In reaction to some changes noted here, Kenya’s Parliament on June passed a price control bill that seeks to regulate the retail price of among other things – maize flour, sugar, rice, wheat flour, kerosene, diesel, petrol, and cooking fat.

Gotten Cheaper
Staple Food: Maize flour, which is used to make Ugali that is eaten by a majority of Kenyans daily. A 2 kg. Unga pack at Uchumi today costs Kshs. 71, which is 15% cheaper than Kshs 84 in March and 92 a year ago [a 2.5kg pack in South Africa is ~kshs. 111]

About the same
Communications: priceshave remained about the same despite it being an eventful few weeks;
– Safaricom had another exemplary year of profits and performance – returning a turnover of $1.05 billion (Kshs 84 billion) and will pay their shareholders dividend of $100 million (Kshs 8 billion). They are the exception in the sector where their rivals loss making – Zain (Africa) was acquired by Bharti Airtel and will undergo its fourth brand change in eight years, while Orange averted a messy divorce with the Kenya Government by way of a sweetheart deal that may shake up the sector. They and newcomer Yu will all benefit from a government decision to lower the cost of a 3G communications license from $25 million to $10 million.
– Communications costs remain about the same for voice and SMS (who can keep up with Yu and Zain’s promotions) and the big push has been in the area of data. Safaricom latest push is for 10MB for 8 shillings ($0.10) and continues a recent trend that pushes down the cost of data with cheaper phones (Nokia E63 is now 15,000 (about $187 down) from 23,500 a year ago) and hardware, financing (Loans for laptops).
– Unfortunately Safaricom has rubbed some local developers the wrong way entering into a Mxit partnership and again with an innovation forum that has caused some controversy.

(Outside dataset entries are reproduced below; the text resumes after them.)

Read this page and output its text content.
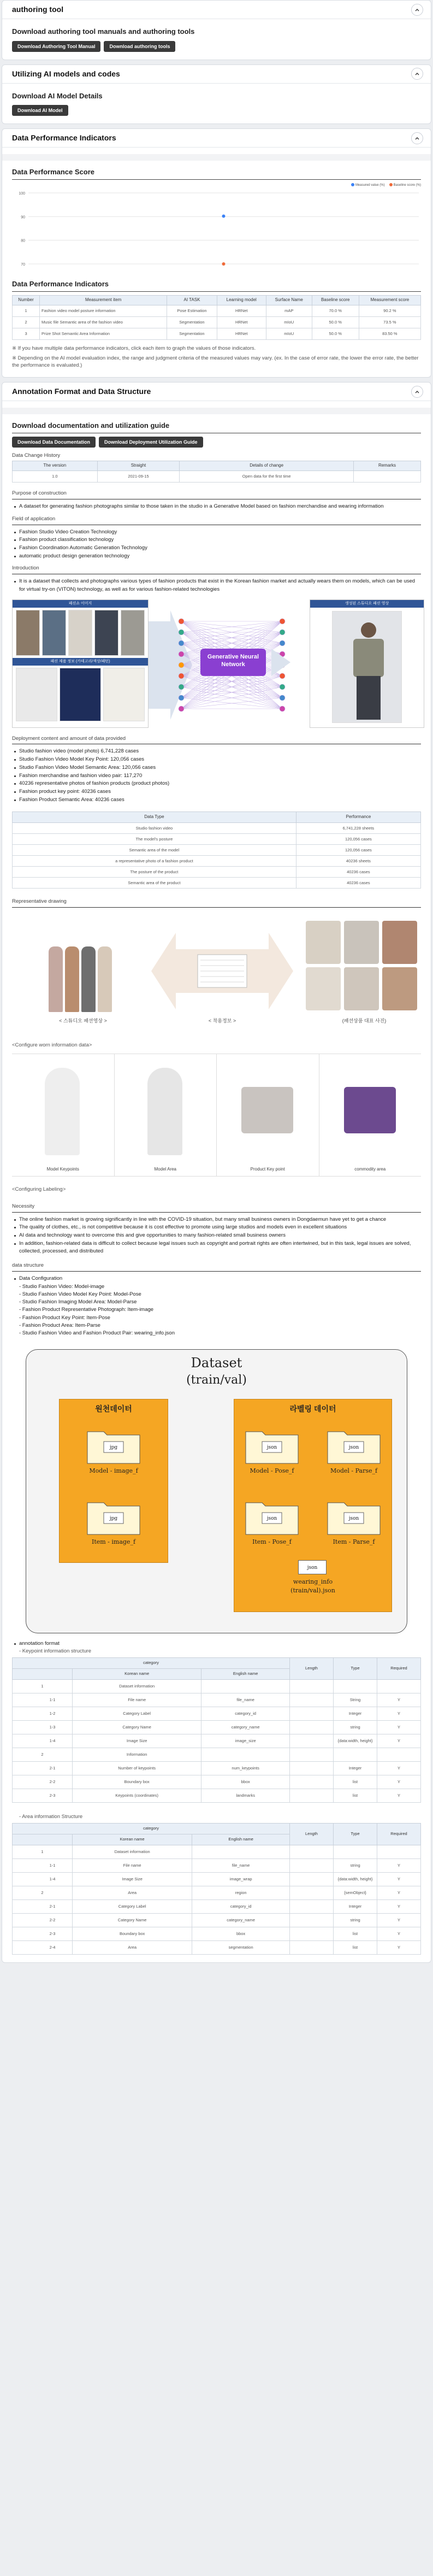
authoring tool
Download authoring tool manuals and authoring tools
Download Authoring Tool Manual	Download authoring tools
Utilizing AI models and codes
Download AI Model Details
Download AI Model
Data Performance Indicators
Data Performance Score
Measured value (%)	Baseline score (%)
100
90
80
70
Data Performance Indicators
Number	Measurement item	AI TASK	Learning model	Surface Name	Baseline score	Measurement score
1	Fashion video model posture information	Pose Estimation	HRNet	mAP	70.0 %	90.2 %
2	Music file Semantic area of the fashion video	Segmentation	HRNet	mIoU	50.0 %	73.5 %
3	Prize Shot Semantic Area Information	Segmentation	HRNet	mIoU	50.0 %	83.50 %

※ If you have multiple data performance indicators, click each item to graph the values of those indicators.

※ Depending on the AI model evaluation index, the range and judgment criteria of the measured values may vary. (ex. In the case of error rate, the lower the error rate, the better the performance is evaluated.)

Annotation Format and Data Structure
Download documentation and utilization guide
Download Data Documentation	Download Deployment Utilization Guide
Data Change History
The version	Straight	Details of change	Remarks
1.0	2021-09-15	Open data for the first time	
Purpose of construction
A dataset for generating fashion photographs similar to those taken in the studio in a Generative Model based on fashion merchandise and wearing information
Field of application
Fashion Studio Video Creation Technology
Fashion product classification technology
Fashion Coordination Automatic Generation Technology
automatic product design generation technology
Introduction
It is a dataset that collects and photographs various types of fashion products that exist in the Korean fashion market and actually wears them on models, which can be used for virtual try-on (VITON) technology, as well as for various fashion-related technologies
패션쇼 이미지
패션 제품 정보 (카테고리/색상/패턴)
Generative Neural Network
생성된 스튜디오 패션 영상
Deployment content and amount of data provided
Studio fashion video (model photo) 6,741,228 cases
Studio Fashion Video Model Key Point: 120,056 cases
Studio Fashion Video Model Semantic Area: 120,056 cases
Fashion merchandise and fashion video pair: 117,270
40236 representative photos of fashion products (product photos)
Fashion product key point: 40236 cases
Fashion Product Semantic Area: 40236 cases
Data Type	Performance
Studio fashion video	6,741,228 sheets
The model's posture	120,056 cases
Semantic area of the model	120,056 cases
a representative photo of a fashion product	40236 sheets
The posture of the product	40236 cases
Semantic area of the product	40236 cases
Representative drawing
< 스튜디오 패션영상 >	< 착용정보 >	(패션상품 대표 사진)
<Configure worn information data>
Model Keypoints	Model Area	Product Key point	commodity area
<Configuring Labeling>
Necessity
The online fashion market is growing significantly in line with the COVID-19 situation, but many small business owners in Dongdaemun have yet to get a chance
The quality of clothes, etc., is not competitive because it is cost effective to promote using large studios and models even in excellent situations
AI data and technology want to overcome this and give opportunities to many fashion-related small business owners
In addition, fashion-related data is difficult to collect because legal issues such as copyright and portrait rights are often intertwined, but in this task, legal issues are solved, collected, processed, and distributed
data structure
Data Configuration
- Studio Fashion Video: Model-image
- Studio Fashion Video Model Key Point: Model-Pose
- Studio Fashion Imaging Model Area: Model-Parse
- Fashion Product Representative Photograph: Item-image
- Fashion Product Key Point: Item-Pose
- Fashion Product Area: Item-Parse
- Studio Fashion Video and Fashion Product Pair: wearing_info.json
Dataset
(train/val)
원천데이터	라벨링 데이터
jpg
Model - image_f
jpg
Item - image_f
json
Model - Pose_f
json
Model - Parse_f
json
Item - Pose_f
json
Item - Parse_f
json
wearing_info
(train/val).json
annotation format
- Keypoint information structure
category			Length	Type	Required
	Korean name	English name			
1	Dataset information				
1-1	File name	file_name		String	Y
1-2	Category Label	category_id		Integer	Y
1-3	Category Name	category_name		string	Y
1-4	Image Size	image_size		{data:width, height}	Y
2	Information				
2-1	Number of keypoints	num_keypoints		Integer	Y
2-2	Boundary box	bbox		list	Y
2-3	Keypoints (coordinates)	landmarks		list	Y
- Area information Structure
category			Length	Type	Required
	Korean name	English name			
1	Dataset information				
1-1	File name	file_name		string	Y
1-4	Image Size	image_wrap		{data:width, height}	Y
2	Area	region		{semObject}	Y
2-1	Category Label	category_id		Integer	Y
2-2	Category Name	category_name		string	Y
2-3	Boundary box	bbox		list	Y
2-4	Area	segmentation		list	Y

Utilities – Electricity: Latest bill is Kshs 1450 ($18) which is down from 1,700 (~$22) in March and about the same as 1,550 a year ago. Heavy rains at the end of the last quarter have seen Kenya dams fill and a power generation shift from diesel back to hydro – the Government says this will result in reduced power bills at the end of the year, but the rains have slackened of late. In the bill, consumption is kshs 500 with a fuel levy cost of 400, while a year ago consumption was also 600 with fuel levy cost of 500

Other food item: Sugar (2 kg. Mumias pack) is at 200, and no change in the last few month. COMESA liberalization is set to happen in 2011, and is expected to expose the market to unrestricted imports from the region, bring down the retail price of sugar in urban areas, but leaving sugar farmers from western Kenya with high input costs at a disadvantage. The middlemen men still run this sector and around the period of Uhuru’s budget speech was being read, there was no sugar (from any company) on the shelves at Uchumi. [2.5kg in SA is Kshs 191].

More Expensive
Beer/Entertainment: A bottle of Tusker beer (at local pub) is Kshs. 160 ($2) most up from 150 in March at most places I know and 130 from a year ago. There was an immediate price hike effected by dominant brewer East African Breweries (EABL) when the Minister read his speech in early June; however some bar owners complain that this should have computed at 5 shillings per bottle (beer retails in ½ litre), but EABL passed on an additional 5 shilling increase to customers under cover of the tax hike. The price of coca cola has also gone up as the excise tax on carbonated soft drinks, wines and spirits was also pushed up 8%.

Fuel: A Litre of petrol fuel (at local petrol station) is now Kshs 90.9 per litre (~$5.1 per gallon) , 7% up compared to Kshs 84.9 in March and 25% higher than it was (72.5) in June 2009.

Foreign Exchange: 1 US$ equals Kshs 80.6 compared to Kshs. 76.6 in March and 77.94 a year ago as the Kenya government has indicated that it will not (can it afford to) intervene to support the shillings from sliding.